Ce dimanche, Luchon met les Pyrénées sur des chars. Pour la 123e Fête des Fleurs, une vingtaine de chars confectionnés à la main doivent défiler à partir de 14h30 avenue Foch, avant la traditionnelle bataille de fleurs avec le public.
Le corso ne dure que quelques heures. Leur préparation dure plusieurs mois. L’Office de tourisme décrit des bénévoles réunis dans des associations de quartier, travaillant à la construction des chars avant leur fleurissement dans les derniers jours. Des milliers de fleurs fraîches sont alors fixées sur les structures, notamment des œillets et des dahlias cette année.
Dessiner un char, le construire, le couvrir de fleurs puis recommencer l’année suivante suppose un savoir-faire collectif qui se transmet entre générations. Le thème choisi en 2026, « Nos Pyrénées », ramène cette fabrication au paysage qui entoure la ville, avec des chars inspirés des sommets, des lacs et des traditions pyrénéennes.
La fête elle-même vient pourtant d’un autre Luchon. La Ville fait remonter son origine à août 1888, lorsque le journaliste Maurice Froyez organise avec des touristes et des curistes un défilé de calèches et de fiacres fleuris. La station thermale attire alors une clientèle mondaine. Plus d’un siècle plus tard, le décor est largement produit par des habitants et des associations locales.

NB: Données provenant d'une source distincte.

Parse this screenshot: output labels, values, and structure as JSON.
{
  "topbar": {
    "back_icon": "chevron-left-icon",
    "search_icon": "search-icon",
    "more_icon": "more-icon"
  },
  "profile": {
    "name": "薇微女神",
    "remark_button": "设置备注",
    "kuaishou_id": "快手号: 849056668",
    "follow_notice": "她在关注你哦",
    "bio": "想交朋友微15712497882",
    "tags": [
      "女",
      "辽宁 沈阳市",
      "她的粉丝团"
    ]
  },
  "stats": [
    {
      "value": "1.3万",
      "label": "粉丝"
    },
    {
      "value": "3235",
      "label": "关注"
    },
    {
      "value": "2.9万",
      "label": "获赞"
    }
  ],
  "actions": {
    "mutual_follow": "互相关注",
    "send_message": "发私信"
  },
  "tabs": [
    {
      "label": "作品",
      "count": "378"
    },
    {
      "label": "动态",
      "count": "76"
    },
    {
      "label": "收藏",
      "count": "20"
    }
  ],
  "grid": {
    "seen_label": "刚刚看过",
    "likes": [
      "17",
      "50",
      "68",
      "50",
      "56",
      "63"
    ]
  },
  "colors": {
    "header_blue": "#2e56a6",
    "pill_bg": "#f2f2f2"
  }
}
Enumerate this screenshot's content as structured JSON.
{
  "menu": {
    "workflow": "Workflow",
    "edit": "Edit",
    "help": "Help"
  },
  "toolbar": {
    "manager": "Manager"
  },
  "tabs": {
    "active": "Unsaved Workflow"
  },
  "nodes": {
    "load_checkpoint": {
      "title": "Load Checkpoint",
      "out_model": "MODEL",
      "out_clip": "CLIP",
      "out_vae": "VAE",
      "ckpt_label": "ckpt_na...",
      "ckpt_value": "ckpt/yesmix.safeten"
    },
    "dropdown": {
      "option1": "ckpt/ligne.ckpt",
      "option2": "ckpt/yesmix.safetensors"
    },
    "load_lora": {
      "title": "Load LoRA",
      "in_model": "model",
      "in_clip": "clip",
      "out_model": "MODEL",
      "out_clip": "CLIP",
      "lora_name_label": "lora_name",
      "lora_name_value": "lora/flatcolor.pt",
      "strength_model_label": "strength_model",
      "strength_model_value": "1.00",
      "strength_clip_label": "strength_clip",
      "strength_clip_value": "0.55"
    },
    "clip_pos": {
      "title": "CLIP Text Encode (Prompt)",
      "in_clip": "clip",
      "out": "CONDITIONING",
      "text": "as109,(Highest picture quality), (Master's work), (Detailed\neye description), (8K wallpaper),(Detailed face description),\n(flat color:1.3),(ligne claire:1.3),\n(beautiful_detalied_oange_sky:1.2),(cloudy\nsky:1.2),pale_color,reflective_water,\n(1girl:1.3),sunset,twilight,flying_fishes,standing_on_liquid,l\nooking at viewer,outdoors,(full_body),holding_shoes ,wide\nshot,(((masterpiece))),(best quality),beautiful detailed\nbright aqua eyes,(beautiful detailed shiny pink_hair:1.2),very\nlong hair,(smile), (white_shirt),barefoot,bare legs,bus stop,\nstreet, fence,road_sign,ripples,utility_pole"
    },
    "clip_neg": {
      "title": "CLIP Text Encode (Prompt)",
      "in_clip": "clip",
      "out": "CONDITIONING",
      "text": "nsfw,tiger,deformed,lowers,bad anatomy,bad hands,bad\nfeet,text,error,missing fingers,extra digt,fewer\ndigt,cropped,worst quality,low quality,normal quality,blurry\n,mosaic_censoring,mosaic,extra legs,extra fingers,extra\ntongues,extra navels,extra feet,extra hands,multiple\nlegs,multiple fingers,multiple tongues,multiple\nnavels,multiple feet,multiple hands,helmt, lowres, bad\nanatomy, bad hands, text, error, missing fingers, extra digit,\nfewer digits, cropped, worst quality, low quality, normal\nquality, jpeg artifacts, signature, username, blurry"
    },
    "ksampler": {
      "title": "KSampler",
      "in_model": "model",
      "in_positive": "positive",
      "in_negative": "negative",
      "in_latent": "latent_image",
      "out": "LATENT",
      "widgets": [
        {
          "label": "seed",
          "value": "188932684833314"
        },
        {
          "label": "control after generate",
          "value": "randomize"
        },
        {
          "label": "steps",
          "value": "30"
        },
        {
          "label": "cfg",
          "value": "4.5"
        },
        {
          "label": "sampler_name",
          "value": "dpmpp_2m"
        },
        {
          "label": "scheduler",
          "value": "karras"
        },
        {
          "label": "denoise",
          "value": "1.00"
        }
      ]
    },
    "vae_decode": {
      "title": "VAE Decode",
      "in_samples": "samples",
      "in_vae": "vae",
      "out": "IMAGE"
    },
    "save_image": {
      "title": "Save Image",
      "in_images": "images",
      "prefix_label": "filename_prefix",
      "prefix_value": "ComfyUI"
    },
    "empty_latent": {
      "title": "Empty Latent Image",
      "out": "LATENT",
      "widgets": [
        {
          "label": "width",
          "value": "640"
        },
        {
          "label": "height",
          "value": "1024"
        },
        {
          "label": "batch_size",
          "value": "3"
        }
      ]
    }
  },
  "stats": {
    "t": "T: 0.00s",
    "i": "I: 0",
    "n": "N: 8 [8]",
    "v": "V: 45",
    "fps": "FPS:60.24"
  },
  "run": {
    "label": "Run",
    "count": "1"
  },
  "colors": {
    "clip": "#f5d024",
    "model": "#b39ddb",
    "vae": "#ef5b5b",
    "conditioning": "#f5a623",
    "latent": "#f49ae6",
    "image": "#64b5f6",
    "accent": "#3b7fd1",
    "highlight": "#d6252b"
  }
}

Ce dimanche, les festivités investissent largement le centre de Luchon. Le cortège doit être précédé par les CRS secouristes de haute montagne, mis à l’honneur cette année. Bandas et groupes folkloriques accompagnent la journée, tandis que les Jeunes Agriculteurs du pays de Luchon organisent un repas place du Marché. Une exposition de véhicules anciens est également prévue dans la matinée.
La fête est gratuite, mais le centre est largement réservé aux festivités. Le stationnement reste interdit dans le périmètre concerné jusqu’au lundi 24 août à 2h. L’Office de tourisme indique près de 1 000 places réparties dans huit parkings autour du centre.
À la fin du corso, les fleurs seront retirées et les chars remisés. Dans les ateliers, il restera surtout le travail accumulé pendant des mois pour faire vivre, quelques heures, ce rituel luchonnais.